= Science and Art Department =

The Science and Art Department was a British government body which functioned from 1853 to 1899, promoting education in art, science, technology, and design in Britain and Ireland.

==Background==
The Science and Art Department was created as a subdivision of the Board of Trade in 1853, expanding the existing Department of Practical Art. Its first superintendent was Henry Cole, and it supported not just science but also "practical arts" – i.e. technology and design. The department benefited substantially from the Great Exhibition of 1851, part of the profits of which were distributed by the Commissioners of the Great Exhibition for educational purposes. That donation funded a large site in South Kensington accommodating the Science and Art Department, the South Kensington Museum, and other bodies. In 1856 the Science and Art Department was absorbed by a new Education Department, but retained considerable autonomy in promoting artistic and scientific higher education, especially for teacher training.

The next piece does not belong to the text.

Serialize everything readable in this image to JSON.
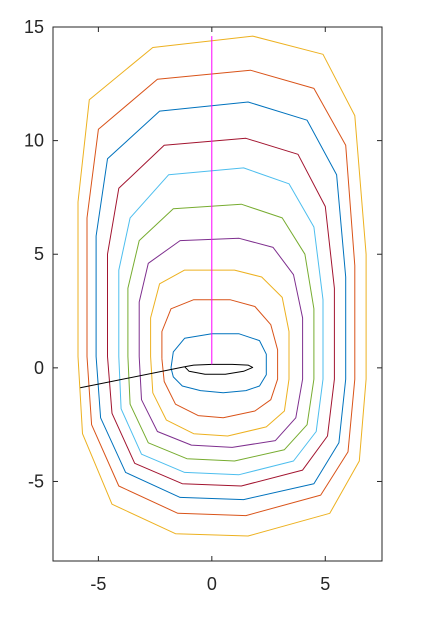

The Science and Art Department took over the Government School of Design, founded in 1837, which became the National Art Training School in 1853, and finally in 1896 the Royal College of Art, under which name it still flourishes. It developed what became known as the South Kensington system in art education. The headmaster until 1875 was Richard Burchett. On the science side it ran classes in South Kensington in the 1870s, which led directly to the formation of the Normal School of Science, a constituent college of Imperial College London. From 1859 the Science and Art Department had offered examinations for prospective science teachers, and promoted evening classes in science across Britain. From 1872 the Science and Art Department began offering scientific higher education directly through evening classes at the South Kensington site. In 1880 these classes acquired formal recognition as the Normal School of Science.

During the 1880s a number of royal commissions considered the question of technical education, and their recommendations led to an increasing role in scientific training for other branches of government. The increased attention paid to education led to the formation of the Board of Education in 1899, into which the Science and Art Department was fully integrated.